The character that comes closest to achieving public prominence is Teddy, the ten year old prodigy. The world's major universities interview him, tapes of his mediational thoughts are played at parties, and he corresponds with many distinguished professors. Even though he has a cult falling, Teddy is oblivious to the world. He is dressed in a tattered shirt that's too big for him, coupled with nonmatching pants; he attempts to avoid conversation by choosing an isolated seat. He is fascinated by the orange peels floating out the 'window', and feels no need to correctly refer to his looking spot as a 'portal'. Through meditation, Teddy has achieved peace with himself, and has no need for the world's knowledge. His philosophy entails the deletion of all knowledge to achieve a greater state of consciousness where a square is not necessarily a square. He has fought and won the war against the world, and rejoices the opportunity to leave the battlefield.
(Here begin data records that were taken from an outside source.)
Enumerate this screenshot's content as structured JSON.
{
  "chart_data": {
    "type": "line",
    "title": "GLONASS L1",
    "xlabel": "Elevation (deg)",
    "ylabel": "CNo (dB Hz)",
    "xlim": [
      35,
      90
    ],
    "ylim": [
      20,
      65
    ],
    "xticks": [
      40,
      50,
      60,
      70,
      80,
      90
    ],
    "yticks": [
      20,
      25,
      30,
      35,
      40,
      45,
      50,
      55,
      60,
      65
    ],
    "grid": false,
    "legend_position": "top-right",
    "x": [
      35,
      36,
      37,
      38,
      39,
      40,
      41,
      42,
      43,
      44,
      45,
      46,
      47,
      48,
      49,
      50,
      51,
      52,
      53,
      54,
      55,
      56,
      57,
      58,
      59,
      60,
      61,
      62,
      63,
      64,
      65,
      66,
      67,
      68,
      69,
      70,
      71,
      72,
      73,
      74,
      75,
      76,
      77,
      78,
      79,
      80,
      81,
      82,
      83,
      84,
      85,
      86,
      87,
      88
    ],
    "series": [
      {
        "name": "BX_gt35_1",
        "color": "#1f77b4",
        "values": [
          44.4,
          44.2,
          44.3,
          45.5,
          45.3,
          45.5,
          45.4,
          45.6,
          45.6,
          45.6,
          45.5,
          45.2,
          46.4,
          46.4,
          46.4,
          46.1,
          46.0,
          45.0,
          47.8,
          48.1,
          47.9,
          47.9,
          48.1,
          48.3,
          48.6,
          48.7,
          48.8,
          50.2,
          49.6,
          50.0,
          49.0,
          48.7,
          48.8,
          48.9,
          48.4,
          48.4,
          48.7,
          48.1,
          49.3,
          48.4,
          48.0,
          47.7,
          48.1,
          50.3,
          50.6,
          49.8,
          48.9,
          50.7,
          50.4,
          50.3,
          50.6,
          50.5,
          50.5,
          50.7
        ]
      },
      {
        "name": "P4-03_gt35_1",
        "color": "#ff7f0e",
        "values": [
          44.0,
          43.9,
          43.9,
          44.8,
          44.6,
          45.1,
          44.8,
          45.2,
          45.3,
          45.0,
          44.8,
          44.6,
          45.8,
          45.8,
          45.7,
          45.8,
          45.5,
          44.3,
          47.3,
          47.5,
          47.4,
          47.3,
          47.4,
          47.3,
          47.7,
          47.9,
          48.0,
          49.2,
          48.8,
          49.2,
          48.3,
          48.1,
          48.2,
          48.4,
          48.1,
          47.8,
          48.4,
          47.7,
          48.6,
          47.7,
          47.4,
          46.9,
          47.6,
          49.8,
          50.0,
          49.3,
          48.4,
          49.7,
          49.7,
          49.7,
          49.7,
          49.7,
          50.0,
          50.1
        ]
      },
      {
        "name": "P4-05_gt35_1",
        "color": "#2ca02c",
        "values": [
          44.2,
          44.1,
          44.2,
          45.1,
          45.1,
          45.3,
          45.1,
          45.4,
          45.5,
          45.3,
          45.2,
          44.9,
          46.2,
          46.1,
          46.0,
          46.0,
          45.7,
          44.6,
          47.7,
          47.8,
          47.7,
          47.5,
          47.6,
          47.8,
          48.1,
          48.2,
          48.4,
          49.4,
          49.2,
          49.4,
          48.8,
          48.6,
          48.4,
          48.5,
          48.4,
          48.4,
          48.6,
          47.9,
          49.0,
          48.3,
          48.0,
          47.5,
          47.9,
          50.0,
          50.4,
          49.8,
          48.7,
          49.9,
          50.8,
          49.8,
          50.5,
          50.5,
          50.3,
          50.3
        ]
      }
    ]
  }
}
Similarly, Holden Caufield was fighting his own war. Throughout Catcher in the Rye, Caufield figuratively spat upon the world of sycophant conformists. However, unlike the most nonconformists, he shows a great deal of respect for true followers of organized religion. The catholic nuns he meets are among the few outsiders he respects. He feels obligated to provide them with a monetary assistance, because he realizes that they are doing what they feel they believe in, and are not 'fake' (like the man who played Christ in the Christmas pageant). In addition to disliking the actor who "couldn't wait to smoke a cigarette after he got down from the cross", Caufield despised the majority of the prep school personnel. They were phony, thrilled by there own bombastic tautology, and reluctant to impart any useful knowledge to the students. Indeed, Caufield was much like the Dead Poet's Society students: he was inspired by a few thought-provoking teachers, and thus decided to drop his sycophancy in favor of an expression of true thoughts. Unfortunately, society was unwilling to accept someone critical of its fallacies, and he was not ready to completely ostracize himself from it.
Holden's younger brother, Allie, had the strength to remove himself from the binds of society. Unlike other baseball players, who felt it was necessary to bore themselves waiting in the outfield, Allie occupied himself with poetry inscribed on his glove. In addition to meditating upon his 'baseball glove' poetry, he also pursued many other avenues of learning, and was (in Holden's eyes) a 'perfect child' before he was abruptly taken from the earth. He was probably good friends with Teddy, and felt great relief that he could be taken from the earth to join his friend in a place more fitting to their intellects. However, he probably turned over in his grave when he saw all the unknown relatives, who waited for a supposed catastrophe to pay homage to him.
Salinger's characters were constrained by the rules of society, and attempted to overcome them. Some, such as Holden, had stayed too long, and were overcome by enticing facets of society and forced to stay. Others, like Allie and Teddy, had completed their trial on earth by overcoming the uselessness of society, and were taken away.